Mon Dec 20 23:17:32 2021 daemon.info dawn[3773]: mem-audit: 3=X - ubus.c@589: 0
Mon Dec 20 23:17:32 2021 daemon.info dawn[3773]: mem-audit: 1125075=M - msghandler.c@150: 96
Mon Dec 20 23:17:32 2021 daemon.info dawn[3773]: mem-audit: 4=C - ubus.c@1320: 744
Mon Dec 20 23:17:32 2021 daemon.info dawn[3773]: mem-audit: 1124391=M - msghandler.c@150: 96
Mon Dec 20 23:17:32 2021 daemon.info dawn[3773]: mem-audit: 1125087=M - msghandler.c@150: 96
Mon Dec 20 23:17:32 2021 daemon.info dawn[3773]: mem-audit: 1125085=M - msghandler.c@475: 608
Mon Dec 20 23:17:32 2021 daemon.info dawn[3773]: mem-audit: 1125105=M - msghandler.c@150: 96
Mon Dec 20 23:17:32 2021 daemon.info dawn[3773]: mem-audit: 0=X - dawn_uci.c@417: 0
Mon Dec 20 23:17:32 2021 daemon.info dawn[3773]: mem-audit: 1=X - dawn_uci.c@436: 0
Mon Dec 20 23:17:32 2021 daemon.info dawn[3773]: mem-audit: [End of list: 1736 bytes]

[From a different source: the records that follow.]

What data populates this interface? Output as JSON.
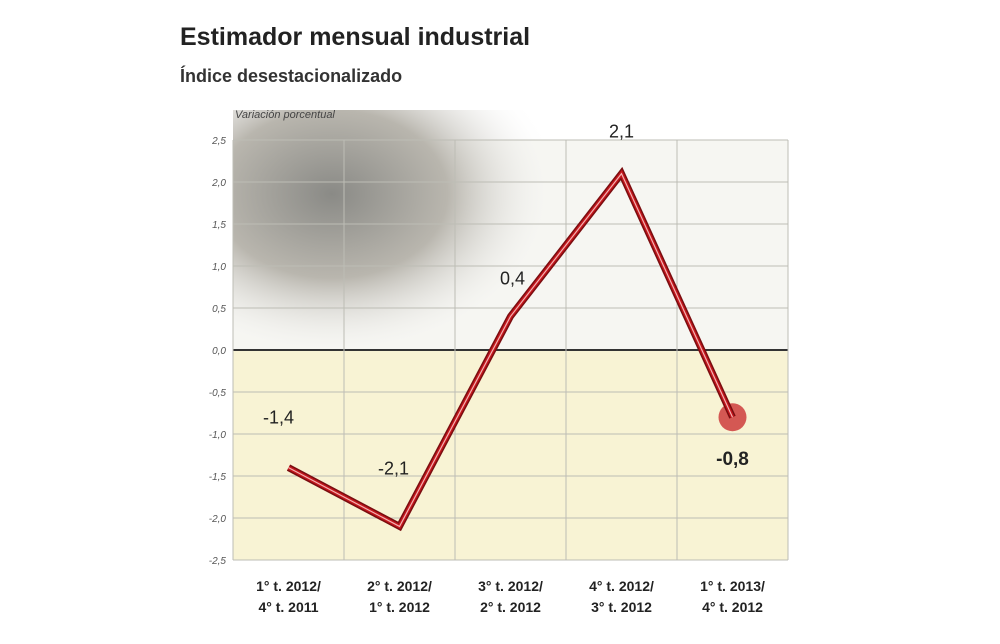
{
  "chart_data": {
    "type": "line",
    "title": "Estimador mensual industrial",
    "subtitle": "Índice desestacionalizado",
    "y_label": "Variación porcentual",
    "categories": [
      "1° t. 2012/\n4° t. 2011",
      "2° t. 2012/\n1° t. 2012",
      "3° t. 2012/\n2° t. 2012",
      "4° t. 2012/\n3° t. 2012",
      "1° t. 2013/\n4° t. 2012"
    ],
    "values": [
      -1.4,
      -2.1,
      0.4,
      2.1,
      -0.8
    ],
    "value_labels": [
      "-1,4",
      "-2,1",
      "0,4",
      "2,1",
      "-0,8"
    ],
    "color": "#c4161c",
    "ylim": [
      -2.5,
      2.5
    ],
    "yticks": [
      {
        "value": 2.5,
        "label": "2,5"
      },
      {
        "value": 2.0,
        "label": "2,0"
      },
      {
        "value": 1.5,
        "label": "1,5"
      },
      {
        "value": 1.0,
        "label": "1,0"
      },
      {
        "value": 0.5,
        "label": "0,5"
      },
      {
        "value": 0,
        "label": "0,0"
      },
      {
        "value": -0.5,
        "label": "-0,5"
      },
      {
        "value": -1.0,
        "label": "-1,0"
      },
      {
        "value": -1.5,
        "label": "-1,5"
      },
      {
        "value": -2.0,
        "label": "-2,0"
      },
      {
        "value": -2.5,
        "label": "-2,5"
      }
    ],
    "grid": true
  }
}
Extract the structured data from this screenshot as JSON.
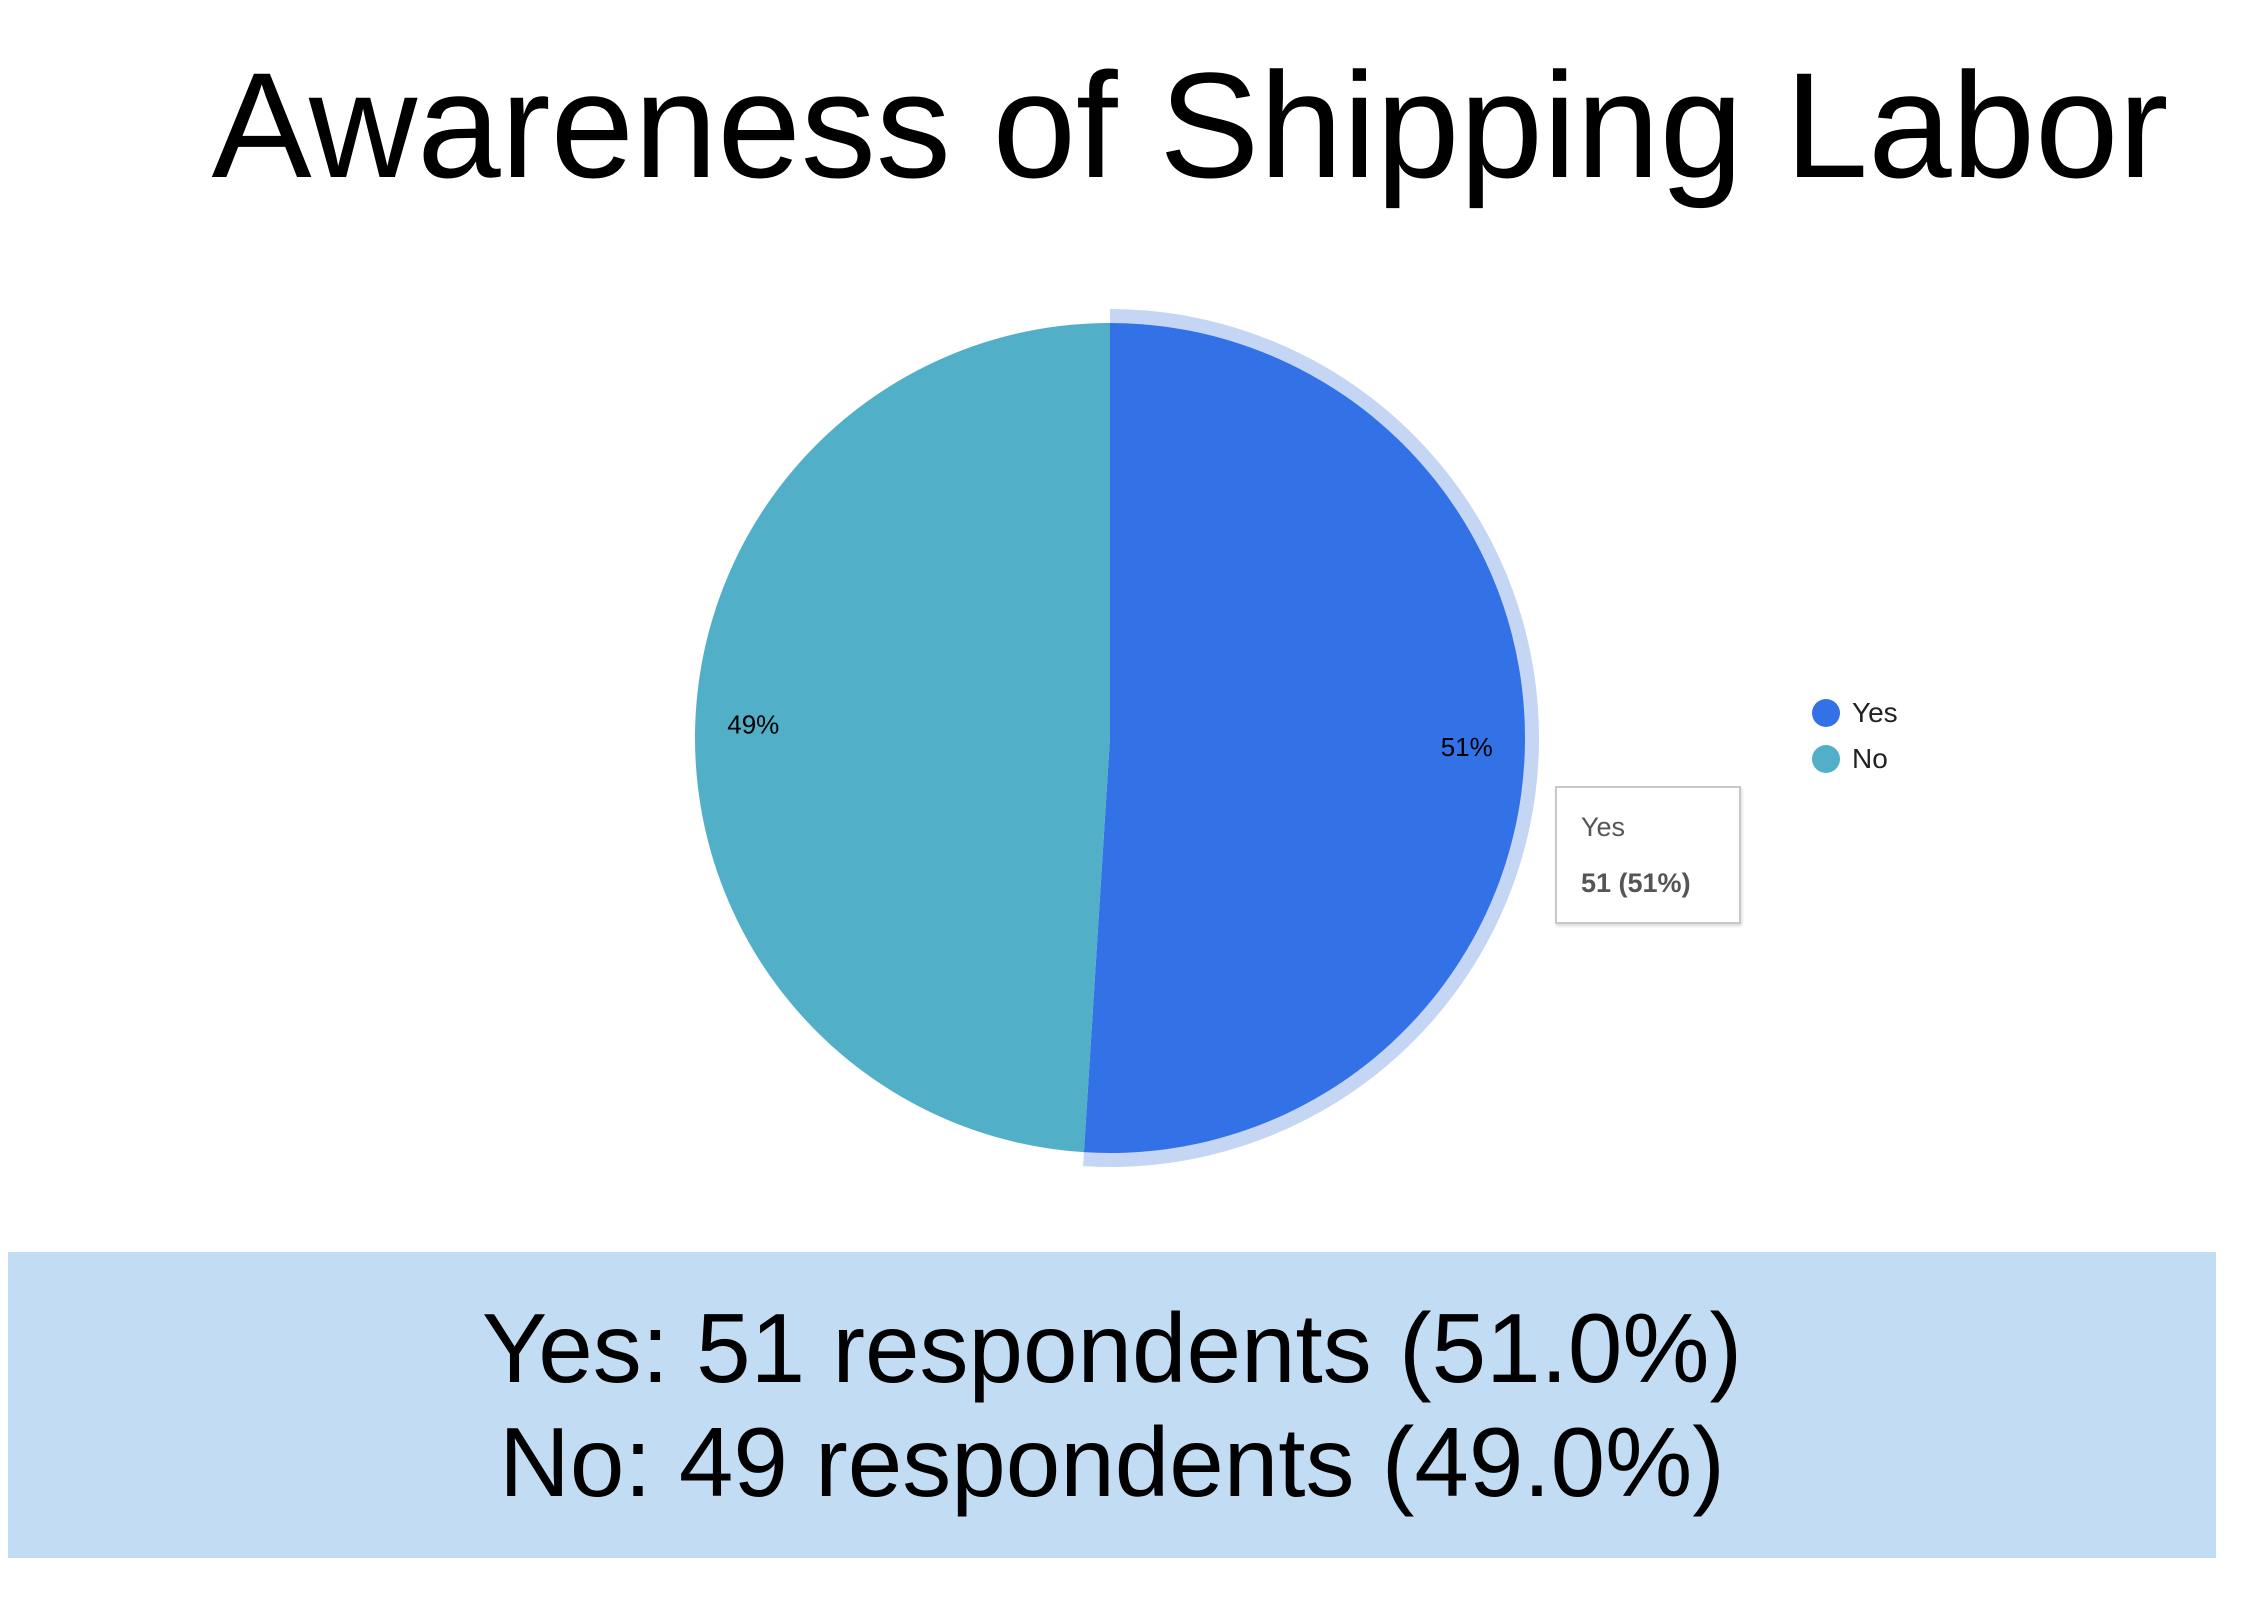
{
  "chart_data": {
    "type": "pie",
    "title": "Awareness of Shipping Labor",
    "categories": [
      "Yes",
      "No"
    ],
    "values": [
      51,
      49
    ],
    "percent_labels": [
      "51%",
      "49%"
    ],
    "colors": [
      "#3372e6",
      "#51b0c8"
    ],
    "highlight_color": "#c4d6f4",
    "highlighted_slice": "Yes",
    "legend_position": "right",
    "tooltip": {
      "name": "Yes",
      "value": "51 (51%)"
    }
  },
  "legend": {
    "items": [
      {
        "label": "Yes",
        "color": "#3372e6"
      },
      {
        "label": "No",
        "color": "#51b0c8"
      }
    ]
  },
  "summary": {
    "lines": [
      "Yes: 51 respondents (51.0%)",
      "No: 49 respondents (49.0%)"
    ],
    "background": "#c2dcf4"
  }
}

@protectivedad - Is this resolved now? If not I'll try and repro it to fix.
Sorry for the long delay. I was never able to switch to the latest master as discussed. When I attempted it the dnsmasq stop working, and other things started breaking. To the point where my wife and kids were very upset :). I updated 21.02 on Nov 27 which captured a lot of hostapd fixes. Since Nov 27 I haven't had any issues. I have changed the stdout param and will continue to monitor. Thanks for getting back to me and again sorry for the long delay on responding,
Seems to be fine now. The process isn't being killed and all my routers DAWN VSZ are all the abouth the same. This is with the latest DAWN and openwrt-21.02 from 01-23-2022. Thanks for taking the time.

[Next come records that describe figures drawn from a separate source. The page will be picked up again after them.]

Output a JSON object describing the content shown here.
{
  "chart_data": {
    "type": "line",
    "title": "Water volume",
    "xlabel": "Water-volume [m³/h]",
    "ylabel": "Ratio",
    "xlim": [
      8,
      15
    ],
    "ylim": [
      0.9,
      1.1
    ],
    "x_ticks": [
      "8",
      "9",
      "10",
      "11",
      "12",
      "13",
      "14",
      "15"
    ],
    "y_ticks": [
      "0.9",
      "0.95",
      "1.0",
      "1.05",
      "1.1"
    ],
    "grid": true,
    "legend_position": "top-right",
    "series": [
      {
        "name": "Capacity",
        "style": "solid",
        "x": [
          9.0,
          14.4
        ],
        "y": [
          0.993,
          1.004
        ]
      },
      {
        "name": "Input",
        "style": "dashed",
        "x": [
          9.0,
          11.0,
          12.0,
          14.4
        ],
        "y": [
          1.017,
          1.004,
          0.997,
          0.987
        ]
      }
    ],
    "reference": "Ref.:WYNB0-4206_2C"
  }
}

I have four routers all different brands/memory running DAWN. Also of note they all have ZRAM. Yesterday I updated all of them to the latest version of DAWN and reset all the configs. Since then two of the routers (one has 128 MB and the other 64 MB of RAM) have run into problems. The router runs fine for hours but after a while it becomes sluggish and will starts killing process with OOM (dnsmasq, openvpn, DAWN, etc). The first time I had to force reboot -f. The second time I wanted to find the problem application. Since DAWN was the last thing I updated I tried /etc/init.d/dawn restart, and voila the problem went away.
Before restart PS showed:
after
The thing I notice DAWN's VSZ goes from 8384 to 2756. Unfortunately, I didn't get any other info. My other routers have DAWN's VSZ at 2856, 5604, and 10788. They all run different things and have different memory sizes.
I did have a router kill DAWN with an OOM before I updated. That was the reason I updated, I wanted DAWN to restart. But I had DAWN running for months without issue. Though if it was killing DAWN I'm not sure I would have noticed.
What can I do to narrow down what is using up all the memory? If it is DAWN, do you think that it is inherent and DAWN will require lots of memory or is there a memory leak/problem?
Thanks.